The bible also says 'Let he who is without sin cast the first stone.'
Taken in context, what this means is that no imperfect human being has the right to administer biblical justice in any case that does not personally pertain to them. It does not mean that a person is disallowed from taking their rights.
The biggest problem with a person enacting their retributive rights is the justification process. A person must justify the guilt of the alleged offender to themselves without a shadow of a doubt through evidence and eye-witness accounting. Often times people will act on mere suspicions and heresay. If the person cannot soundly make this justification, then retribution is unjust, even if the alleged offender is actually guilty.
Normally this type of investigating requires a combination of highly skilled and expertly equipped people. But even these people and this equipment make plenty of mistakes. Only an omniscient being could possibly always be completely accurate in all judgements and know the exact details of all events ever, as well as all intentions behind all actions.
The point of all this is that the courts cannot administer justice because the entire process of investigating and judging is subject to errors at every step of the way. So, there should be no judicial body called the 'Justice System'. Also, individuals cannot always take their retribution in a Just manner, as they cannot always justify their judgement, even though they are directly involved and as such would be privvy and closer to the events.
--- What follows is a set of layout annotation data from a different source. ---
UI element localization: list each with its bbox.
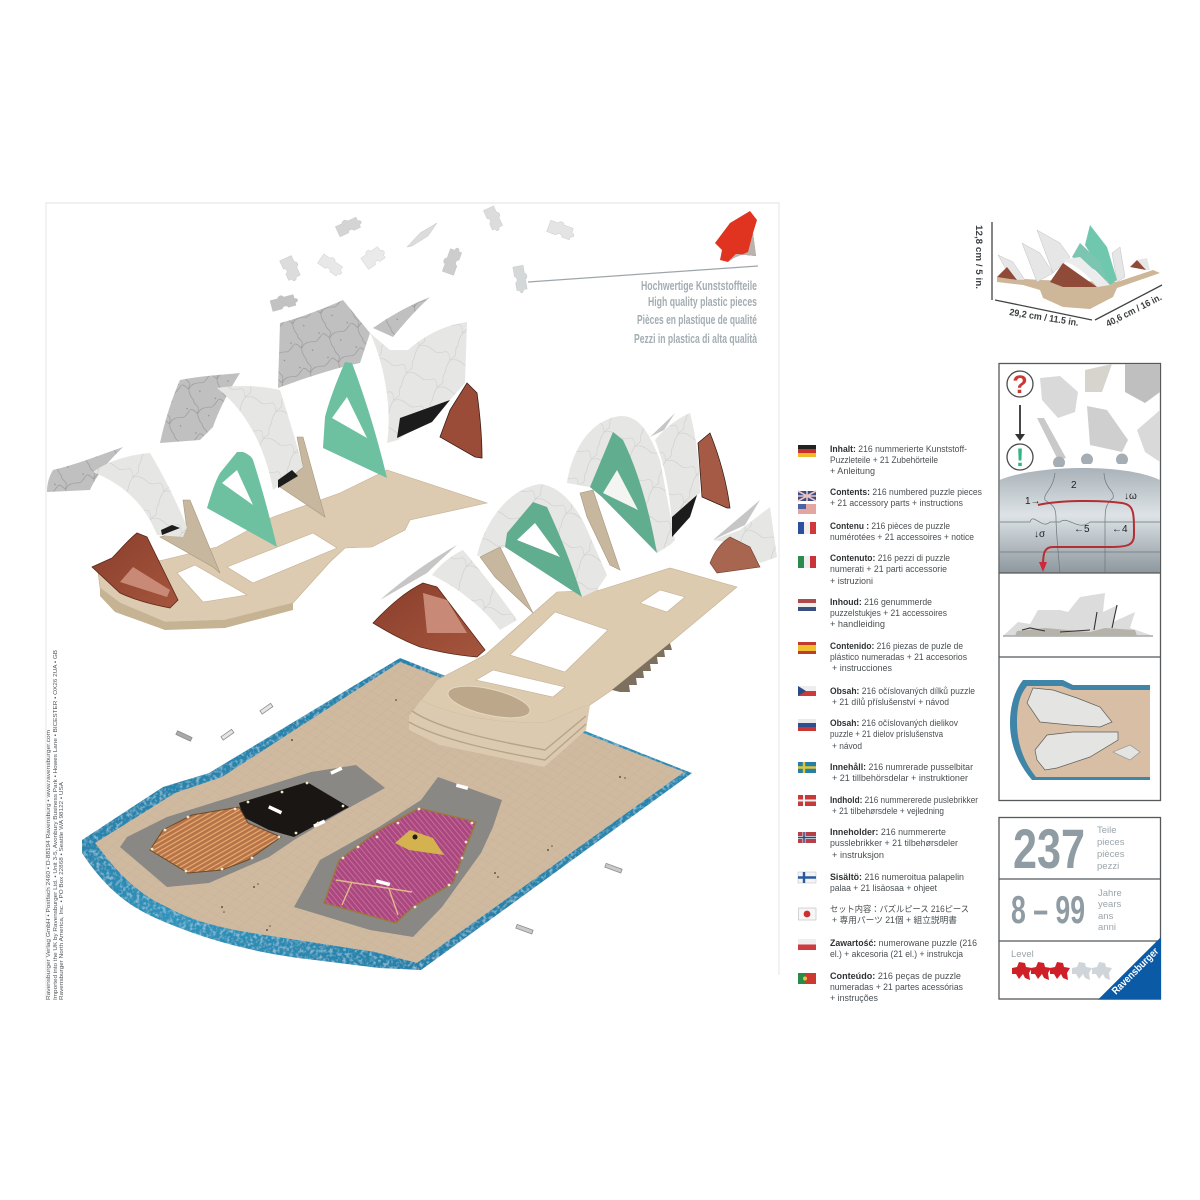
contents: Polish: Zawartość: numerowane puzzle (216 bbox=[830, 938, 977, 948]
exploded model: left section bbox=[47, 297, 487, 630]
dark shell undersides bbox=[161, 400, 450, 535]
flag: Italy bbox=[798, 556, 816, 568]
model base bbox=[997, 270, 1160, 309]
contents: Italian: numerati + 21 parti accessorie bbox=[830, 564, 947, 574]
front shell bbox=[1060, 257, 1110, 287]
contents: English: Contents: 216 numbered puzzle pieces bbox=[830, 487, 983, 497]
green ribs bbox=[505, 432, 657, 597]
contents: Spanish: + instrucciones bbox=[832, 663, 893, 673]
contents: Dutch: + handleiding bbox=[830, 619, 885, 629]
contents: Czech bbox=[830, 686, 975, 707]
section dividers bbox=[999, 573, 1160, 657]
opera theatre cutout bbox=[294, 777, 502, 937]
flag: Germany bbox=[798, 445, 816, 457]
flag: Netherlands bbox=[798, 599, 816, 611]
exclamation circle bbox=[1007, 444, 1033, 472]
assembly order numbers: ↓σ bbox=[1034, 529, 1046, 540]
deck and podium bbox=[421, 568, 737, 723]
plastic pieces text: Hochwertige Kunststoffteile bbox=[641, 279, 757, 293]
piece count: 237 bbox=[1013, 817, 1085, 880]
contents: Danish: + 21 tilbehørsdele + vejledning bbox=[832, 806, 944, 816]
contents: Slovak: puzzle + 21 dielov príslušenstva bbox=[830, 729, 943, 739]
age range: 8 – 99 bbox=[1011, 889, 1085, 932]
contents: Norwegian bbox=[830, 827, 958, 860]
contents: Slovak bbox=[830, 718, 959, 751]
piece count: pièces bbox=[1097, 849, 1125, 860]
legal address text bbox=[46, 650, 65, 1000]
contents: Dutch bbox=[830, 597, 948, 629]
green shell interiors bbox=[1072, 225, 1117, 285]
grey wisps bbox=[380, 413, 760, 600]
contents: French bbox=[830, 521, 974, 542]
flag: Denmark bbox=[798, 795, 816, 806]
contents: Spanish: Contenido: 216 piezas de puzle de bbox=[830, 641, 963, 651]
legal address text: Ravensburger North America, Inc. • PO Box 22868 • Seattle WA 98122 • USA bbox=[59, 782, 65, 1000]
brown shells bbox=[92, 533, 178, 608]
loose clips bbox=[176, 703, 622, 934]
contents: Spanish bbox=[830, 641, 968, 673]
contents: Swedish: + 21 tillbehörsdelar + instruktioner bbox=[832, 773, 968, 783]
contents: Spanish: plástico numeradas + 21 accesorios bbox=[830, 652, 968, 662]
flag: Spain bbox=[798, 642, 816, 654]
assembly order numbers: 2 bbox=[1071, 480, 1077, 491]
contents: Finnish: palaa + 21 lisäosaa + ohjeet bbox=[830, 883, 938, 893]
assembly order numbers: ←5 bbox=[1074, 524, 1090, 535]
plastic pieces text bbox=[634, 279, 757, 346]
contents: Italian: Contenuto: 216 pezzi di puzzle bbox=[830, 553, 950, 563]
brown interiors bbox=[997, 260, 1147, 287]
contents: Dutch: puzzelstukjes + 21 accessoires bbox=[830, 608, 948, 618]
contents text in 15 languages bbox=[830, 444, 983, 1003]
flag: Sweden bbox=[798, 762, 816, 773]
podium layers bbox=[409, 711, 586, 760]
dimension lines bbox=[992, 222, 1162, 320]
Ravensburger logo corner bbox=[1098, 937, 1161, 1000]
contents: Portuguese: Conteúdo: 216 peças de puzzle bbox=[830, 971, 961, 981]
green ribs bbox=[207, 362, 387, 547]
contents: Danish: Indhold: 216 nummererede puslebrikker bbox=[830, 795, 978, 805]
plastic pieces text: Pièces en plastique de qualité bbox=[637, 313, 757, 327]
contents: German: Puzzleteile + 21 Zubehörteile bbox=[830, 455, 938, 465]
podium oval bbox=[445, 680, 533, 724]
contents: Portuguese bbox=[830, 971, 964, 1003]
contents: French: numérotées + 21 accessoires + notice bbox=[830, 532, 974, 542]
plastic pieces text: Pezzi in plastica di alta qualità bbox=[634, 332, 757, 346]
depth label: 40,6 cm / 16 in. bbox=[1104, 292, 1164, 330]
brace behind rib bbox=[580, 490, 620, 570]
plastic pieces text: High quality plastic pieces bbox=[648, 295, 757, 309]
dark shell undersides bbox=[672, 495, 697, 537]
arrow bbox=[1015, 405, 1025, 441]
brown shells bbox=[373, 583, 485, 657]
flags column bbox=[798, 445, 816, 984]
assembly order numbers bbox=[1025, 480, 1137, 540]
scattered puzzle pieces bbox=[269, 205, 577, 312]
flag: Czechia bbox=[798, 686, 816, 696]
base plate with water and auditoriums bbox=[82, 658, 692, 970]
difficulty level bbox=[1011, 949, 1112, 980]
exploded model: right section bbox=[373, 413, 777, 767]
contents: French: Contenu : 216 pièces de puzzle bbox=[830, 521, 950, 531]
instructions panel bbox=[999, 364, 1160, 800]
contents: Portuguese: numeradas + 21 partes acessórias bbox=[830, 982, 964, 992]
contents: Japanese bbox=[830, 903, 969, 925]
contents: Italian: + istruzioni bbox=[830, 576, 873, 586]
deck teeth bbox=[612, 643, 672, 692]
braces bbox=[160, 437, 325, 573]
model shells bbox=[998, 230, 1125, 282]
section: side elevation model bbox=[1003, 593, 1153, 636]
contents: Norwegian: + instruksjon bbox=[832, 850, 884, 860]
section: top view model bbox=[1010, 680, 1150, 780]
contents: Finnish: Sisältö: 216 numeroitua palapelin bbox=[830, 872, 964, 882]
legal address text: Ravensburger Verlag GmbH • Postfach 2460 • D-88194 Ravensburg • www.ravensburger.com bbox=[46, 730, 52, 1000]
deck bbox=[98, 470, 487, 622]
piece count: Teile bbox=[1097, 825, 1117, 836]
contents: Japanese: セット内容：パズルピース 216ピース bbox=[830, 903, 969, 914]
white shells bbox=[432, 413, 777, 630]
contents: English: + 21 accessory parts + instructions bbox=[830, 498, 964, 508]
assembled puzzle surface bbox=[1000, 468, 1160, 573]
width label: 29,2 cm / 11.5 in. bbox=[1009, 307, 1079, 329]
red assembly path bbox=[1038, 501, 1134, 572]
flag: France bbox=[798, 522, 816, 534]
finished model with dimensions bbox=[973, 222, 1164, 330]
flag: Portugal bbox=[798, 973, 816, 984]
contents: Dutch: Inhoud: 216 genummerde bbox=[830, 597, 932, 607]
legal address text: Imported into the UK by Ravensburger Ltd. • Unit 3-5, Avonbury Business Park • Howes Lane • BICESTER • OX26 2UA • GB bbox=[53, 650, 59, 1000]
piece count: pezzi bbox=[1097, 861, 1119, 872]
Ravensburger logo corner: Ravensburger bbox=[1110, 946, 1161, 997]
question mark circle: ? bbox=[1012, 371, 1028, 399]
flag: Japan bbox=[798, 908, 816, 920]
age range: ans bbox=[1098, 911, 1114, 922]
concert hall cutout bbox=[120, 765, 385, 887]
contents: Swedish bbox=[830, 762, 973, 783]
contents: Japanese: + 専用パーツ 21個 + 組立説明書 bbox=[832, 914, 957, 925]
contents: German: Inhalt: 216 nummerierte Kunststoff- bbox=[830, 444, 967, 454]
illustration frame bbox=[46, 203, 779, 1000]
grey shell sheets bbox=[47, 297, 430, 492]
contents: Slovak: + návod bbox=[832, 741, 862, 751]
flag: Finland bbox=[798, 872, 816, 883]
contents: Polish bbox=[830, 938, 977, 959]
braces bbox=[480, 547, 533, 613]
callout: plastic pieces bbox=[528, 211, 758, 346]
panel outline bbox=[999, 364, 1160, 800]
contents: Slovak: Obsah: 216 očíslovaných dielikov bbox=[830, 718, 959, 728]
deck specks bbox=[221, 699, 626, 931]
age range: anni bbox=[1098, 922, 1116, 933]
age range: years bbox=[1098, 899, 1121, 910]
assembly order numbers: ↓ω bbox=[1124, 491, 1137, 502]
loose pieces bbox=[1037, 364, 1160, 462]
product info panel bbox=[999, 817, 1161, 1000]
water edge bbox=[82, 658, 692, 970]
contents: German bbox=[830, 444, 967, 476]
contents: Norwegian: pusslebrikker + 21 tilbehørsdeler bbox=[830, 838, 958, 848]
assembly order numbers: ←4 bbox=[1112, 524, 1128, 535]
height label: 12,8 cm / 5 in. bbox=[973, 225, 984, 289]
leader line bbox=[528, 266, 758, 282]
small white shell bbox=[1137, 258, 1150, 270]
contents: Czech: Obsah: 216 očíslovaných dílků puzzle bbox=[830, 686, 975, 696]
exclamation circle: ! bbox=[1016, 444, 1024, 472]
contents: Czech: + 21 dílů příslušenství + návod bbox=[832, 697, 949, 707]
flag: Norway bbox=[798, 832, 816, 843]
contents: English bbox=[830, 487, 983, 508]
icon: red Ravensburger piece bbox=[715, 211, 757, 262]
flag: UK and USA bbox=[798, 491, 816, 514]
contents: Danish bbox=[830, 795, 978, 816]
piece count: pieces bbox=[1097, 837, 1125, 848]
contents: Norwegian: Inneholder: 216 nummererte bbox=[830, 827, 946, 837]
podium sides bbox=[409, 700, 590, 767]
contents: Polish: el.) + akcesoria (21 el.) + instrukcja bbox=[830, 949, 963, 959]
contents: Italian bbox=[830, 553, 950, 586]
flag: Slovakia bbox=[798, 719, 816, 731]
contents: Swedish: Innehåll: 216 numrerade pusselbitar bbox=[830, 762, 973, 772]
panel outline bbox=[999, 818, 1160, 999]
contents: Portuguese: + instruções bbox=[830, 993, 879, 1003]
question mark circle bbox=[1007, 371, 1033, 399]
age range: Jahre bbox=[1098, 888, 1122, 899]
flag: Poland bbox=[798, 939, 816, 950]
contents: Finnish bbox=[830, 872, 964, 893]
sand deck bbox=[95, 662, 684, 963]
difficulty level: Level bbox=[1011, 949, 1034, 960]
contents: German: + Anleitung bbox=[830, 466, 875, 476]
assembly order numbers: 1→ bbox=[1025, 496, 1041, 507]
white shells bbox=[93, 322, 467, 537]
piece seams bbox=[1000, 473, 1160, 573]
Neither can the courts allow personal retribution, as to enforce it and prevent unjust counter-retribution, the courts would first have to justify the original retribution, which they cannot actually do.
I didn't even get into how a person is supposed to accurately calculate the exact and Just punishment for every case. As actions are measured by intention, it basically means that one would have to be a mind reader in order to know what is truly deserved.
Government, police and courts are necessary to keep civilization civil, but they are not nearly about being Just. 'The Justice System' should be renamed to something like 'The Civil Order System'. Don't look to justice from human people, as even the ones who would whole-heartedly adhere to it are not always able to know it and enact it.
So, if you believe in God, and you believe that God is Just, then you must be of the belief that everyone always gets exactly what they deserve, as otherwise God would not be Just. This should be quite a comfort in the face of so many unjust actions by people in the world.
Otherwise, we will never be a Just people as human beings, as long as we ever occupy this world.